The long-term survival of dental implants depends, among the other factors, on the control of bacterial infiltration in the peri-implant region.4 It has been observed that ceramic surfaces exhibit lower bacterial colonization on the implant-abutment interface5, 6 and a statistically significant decrease in human plaque biofilm formation compared to titanium surfaces.7 This reduces nitric oxide synthesis (an indicator of the bacteria-induced inflammatory process) in tissues around zirconia healing abutments.8

A systematic review that evaluated the impact of the abutment characteristics on peri-implant tissue health discovered significantly less bleeding on probing (BOP) and plaque accumulation with zirconia when compared to titanium abutments.1 Moreover, a comparison of the quality of the soft tissue surrounding zirconia and titanium abutments demonstrated lower inflammatory activity around the former5, 6. This finding was later confirmed by a pre-clinical study, which reported a lower proportion of pro-inflammatory leucocytes in the epithelium around zirconia than titanium abutments, indicating a superior gingival seal.9 Finally, zirconia surfaces also exhibited a faster formation of the epithelial attachments in vitro and a higher degree of soft tissue integration than titanium.10


In conclusion, the abutment material type plays a significant role in soft tissue healing and maintenance. As a highly soft-tissue-friendly material, zirconia could be considered a material of choice when successful soft tissue healing is essential.

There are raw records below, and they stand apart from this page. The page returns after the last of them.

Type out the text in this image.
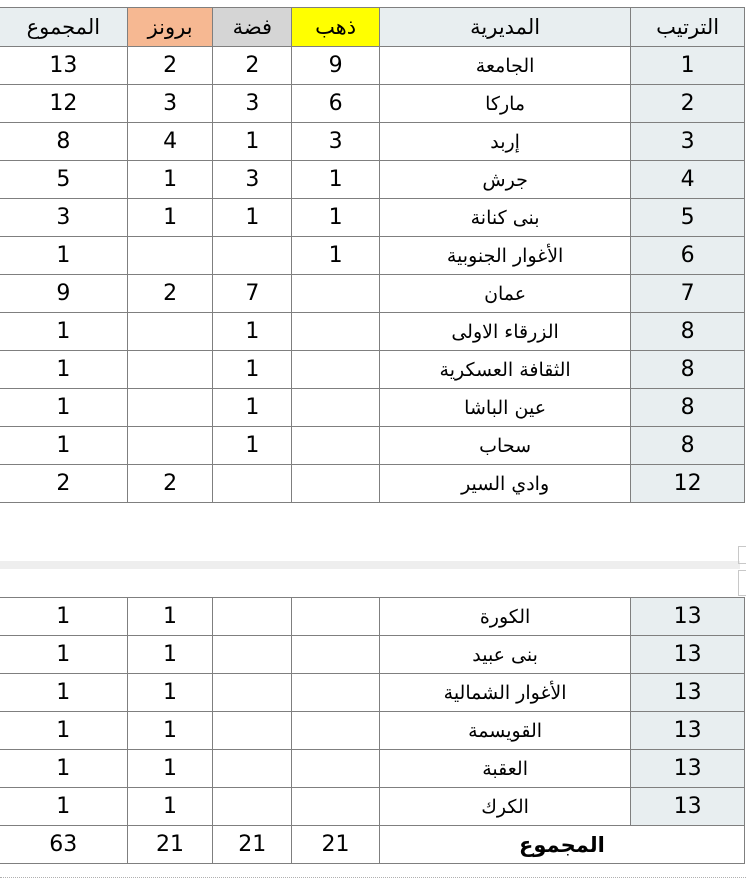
المجموع	برونز	فضة	ذهب	المديرية	الترتيب
13	2	2	9	الجامعة	1
12	3	3	6	ماركا	2
8	4	1	3	إربد	3
5	1	3	1	جرش	4
3	1	1	1	بنى كنانة	5
1			1	الأغوار الجنوبية	6
9	2	7		عمان	7
1		1		الزرقاء الاولى	8
1		1		الثقافة العسكرية	8
1		1		عين الباشا	8
1		1		سحاب	8
2	2			وادي السير	12
1	1			الكورة	13
1	1			بنى عبيد	13
1	1			الأغوار الشمالية	13
1	1			القويسمة	13
1	1			العقبة	13
1	1			الكرك	13
63	21	21	21	المجموع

  1. Sanz-Martín, I., et al., Effects of modified abutment characteristics on peri-implant soft tissue health: A systematic review and meta-analysis. Clin Oral Implants Res, 2018. 29(1): p. 118-129.
  2. Manicone, P.F., P. Rossi Iommetti, and L. Raffaelli, An overview of zirconia ceramics: basic properties and clinical applications. J Dent, 2007. 35(11): p. 819-26.

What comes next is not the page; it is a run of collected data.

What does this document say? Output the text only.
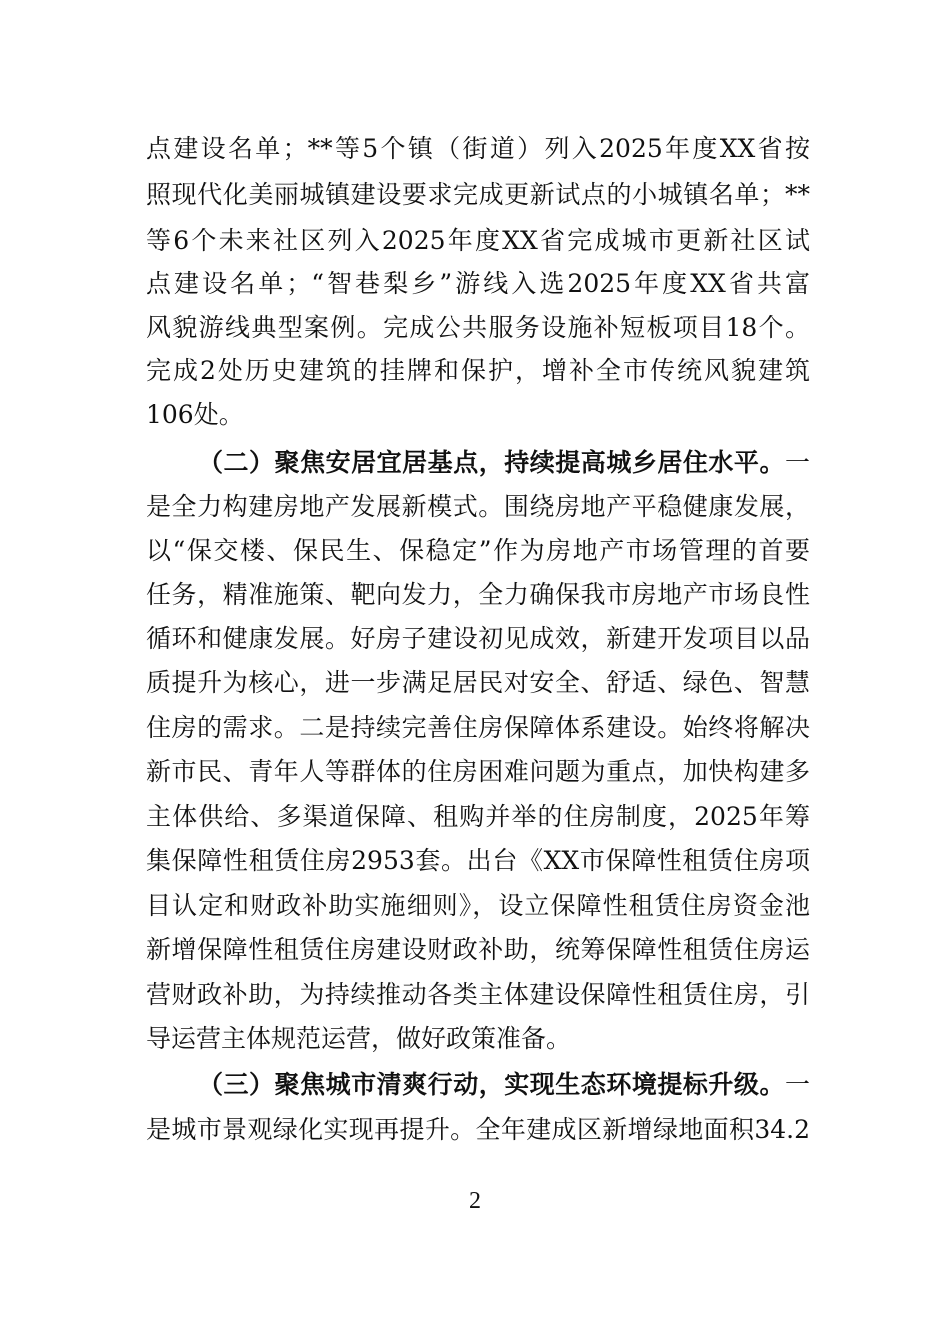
点建设名单；**等5个镇（街道）列入2025年度XX省按
照现代化美丽城镇建设要求完成更新试点的小城镇名单；**
等6个未来社区列入2025年度XX省完成城市更新社区试
点建设名单；“智巷梨乡”游线入选2025年度XX省共富
风貌游线典型案例。完成公共服务设施补短板项目18个。
完成2处历史建筑的挂牌和保护，增补全市传统风貌建筑
106处。
（二）聚焦安居宜居基点，持续提高城乡居住水平。一
是全力构建房地产发展新模式。围绕房地产平稳健康发展，
以“保交楼、保民生、保稳定”作为房地产市场管理的首要
任务，精准施策、靶向发力，全力确保我市房地产市场良性
循环和健康发展。好房子建设初见成效，新建开发项目以品
质提升为核心，进一步满足居民对安全、舒适、绿色、智慧
住房的需求。二是持续完善住房保障体系建设。始终将解决
新市民、青年人等群体的住房困难问题为重点，加快构建多
主体供给、多渠道保障、租购并举的住房制度，2025年筹
集保障性租赁住房2953套。出台《XX市保障性租赁住房项
目认定和财政补助实施细则》，设立保障性租赁住房资金池
新增保障性租赁住房建设财政补助，统筹保障性租赁住房运
营财政补助，为持续推动各类主体建设保障性租赁住房，引
导运营主体规范运营，做好政策准备。
（三）聚焦城市清爽行动，实现生态环境提标升级。一
是城市景观绿化实现再提升。全年建成区新增绿地面积34.2
2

  3.  Kajiwara, N., et al., Soft tissue biological response to zirconia and metal implant abutments compared with natural tooth: microcirculation monitoring as a novel bioindicator. Implant Dent, 2015. 24(1): p. 37-41.
  4. Dhir, S., Biofilm and dental implant: The microbial link. J Indian Soc Periodontol, 2013. 17(1): p. 5-11.
  5. Rimondini, L., et al., Bacterial colonization of zirconia ceramic surfaces: an in vitro and in vivo study. Int J Oral Maxillofac Implants, 2002. 17(6): p. 793-8.
  6. Scarano, A., et al., Bacterial adhesion on commercially pure titanium and zirconium oxide disks: an in vivo human study. J Periodontol, 2004. 75(2): p. 292-6.
  7. Roehling, S., et al., In Vitro Biofilm Formation on Titanium and Zirconia Implant Surfaces. J Periodontol, 2017. 88(3): p. 298-307.
  8. Degidi, M., et al., Inflammatory infiltrate, microvessel density, nitric oxide synthase expression, vascular endothelial growth factor expression, and proliferative activity in peri-implant soft tissues around titanium and zirconium oxide healing caps. J Periodontol, 2006. 77(1): p. 73-80.
  9. Welander, M., I. Abrahamsson, and T. Berglundh, The mucosal barrier at implant abutments of different materials. Clin Oral Implants Res, 2008. 19(7): p. 635-41.
  10. Liñares, A., et al., Histological assessment of hard and soft tissues surrounding a novel ceramic implant: a pilot study in the minipig. Journal of Clinical Periodontology, 2016. 43(6): p. 538-546.